Das „alte“ Mainz 05 war überzeugt, dass man das Image am besten beeinflusst durch die Geschichten im Sport. Die beiden Nichtauftstiege in den Jahren 2002 und 2003 waren das Fundament für die Geschichte vom gallischen Dorf und Karnevalsverein. Warum braucht das „neue“ Mainz 05 jetzt Impulse von außen?

Mainz 05 hat sich in den vergangenen Jahren mit sehr vielen Dingen beschäftigen müssen, die den Blick vielleicht von der Selbstvergewisserung abgelenkt haben. Wenn ein Leitbild nicht nur irgendwelche austauschbaren Claims produziert, dann ist es hilfreich. Es gibt genug Beispiele in der Bundesliga, wo Klubs etwas geschaffen haben, das klare Richtung vorgibt. So etwas hilft dann auch in sportlich schwierigen Zeiten. Was fußballerisch passiert, bleibt natürlich das am meisten Prägende – wie in Mainz ebendiese Bereitschaft, nach misslungenen Aufstiegsversuchen es noch einmal zu probieren. Man braucht es aber vor allem für Phasen, in denen man keinen Erfolg hat.

Wo sind für Sie die Grenzen des Vermarktens?

Erst einmal ist jedem bewusst, dass man Geld verdienen muss, wenn man in der Bundesliga mitspielen will. Das akzeptiert auch jeder Fan. Die Entwicklung unserer Marke, eine Identität herzustellen wird akzeptiert. Aber dabei ist wichtig, dass wir die Bedürfnisse der Zielgruppe berücksichtigen. Man entwickelt ja nicht eine Marke für den Klub oder zu seinem Selbstzweck, sondern weil man damit die Fans erreichen und mitnehmen will. Nur dann ist man auch interessant für Sponsoren, die ja über uns unter anderem auch die Fans erreichen wollen.

Bei der Nationalmannschaft merkt man gerade, dass die Fans sehr sensibel reagieren, wenn die Marketingsprache den Boden der Realität verlässt. Wie stellen Sie sicher, dass Sie es nicht übertreiben?

Mainz 05 ist eine regionale Marke. Das ist erst einmal ein ganz großer Unterschied. Wir sprechen die Menschen in unserer Region an, und da würden wir es sehr direkt merken, wenn wir nicht mehr die Sprache der Fans sprechen. Um das zu schaffen, hören wir den Fans zu und beziehen sie ein.

Ist dann Gefahr in Verzug, wenn ein Investor ins Spiel kommt?

Auch das muss man differenziert betrachten. Investor ist nicht gleich Investor. Ich glaube zum Beispiel nicht, dass Fans des VfB Stuttgart ein Problem haben mit dem Einstieg von Mercedes-Benz als Investor.
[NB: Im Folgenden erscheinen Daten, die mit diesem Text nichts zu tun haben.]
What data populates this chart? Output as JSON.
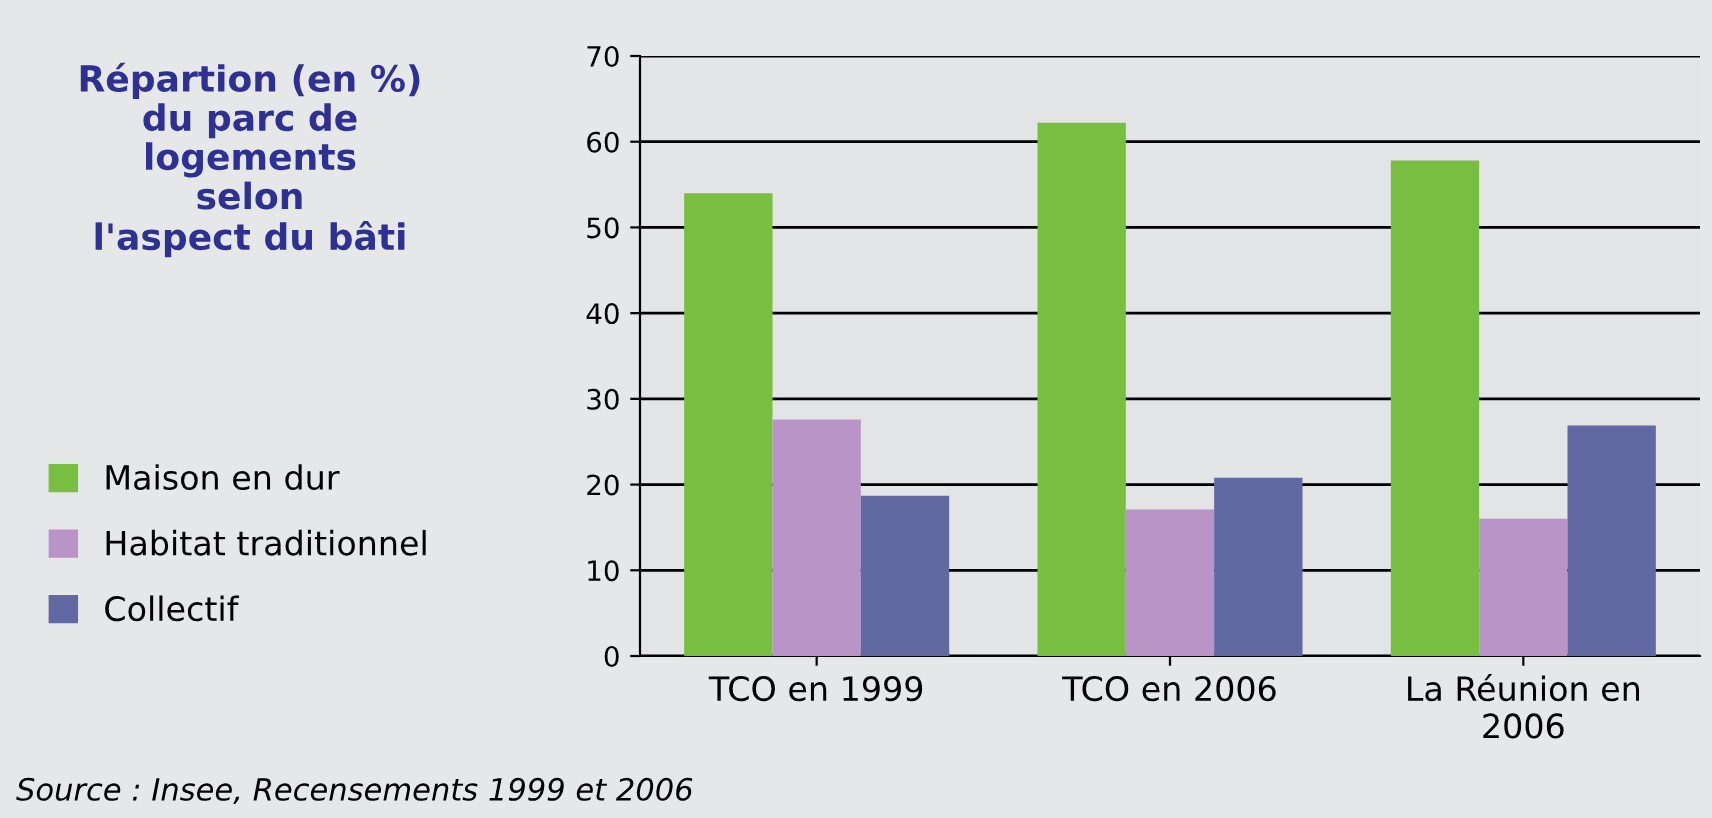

Ganz im Gegenteil. Das gehört zur regionalen Identität wie der VfB und dient dem langfristigen Wohl des Vereins. Erst wenn man einem Investor zu viele Rechte einräumt, die den Interessen der Mitglieder zuwiderlaufen, wird es gefährlich.

Mainz 05 hat große Transfereinnahmen erzielt durch den Verkauf von Abdou Diallo und Suat Serdar und für die drei Franzosen Mateta, Kunde und Niakhaté ordentlich Geld ausgegeben. Hat der Klub einen neuen finanziellen Level erreicht?

Ich möchte die Gelegenheit gerne nutzen, mal klarzustellen, wie viel von einer Ablösesumme tatsächlich bei uns landet. Wir zahlen auf Gewinne Steuern. Bei einem Transfer wie dem von Abdou Diallo können das durchaus mal sechs oder sieben Millionen sein, die wir nach Abschreibungen ans Finanzamt zahlen müssen.

Aber es geht dem Verein gut genug, dass Rouven Schröder nun auch als Einkäufer tätig werden konnte. Mainz 05 geht es also gut?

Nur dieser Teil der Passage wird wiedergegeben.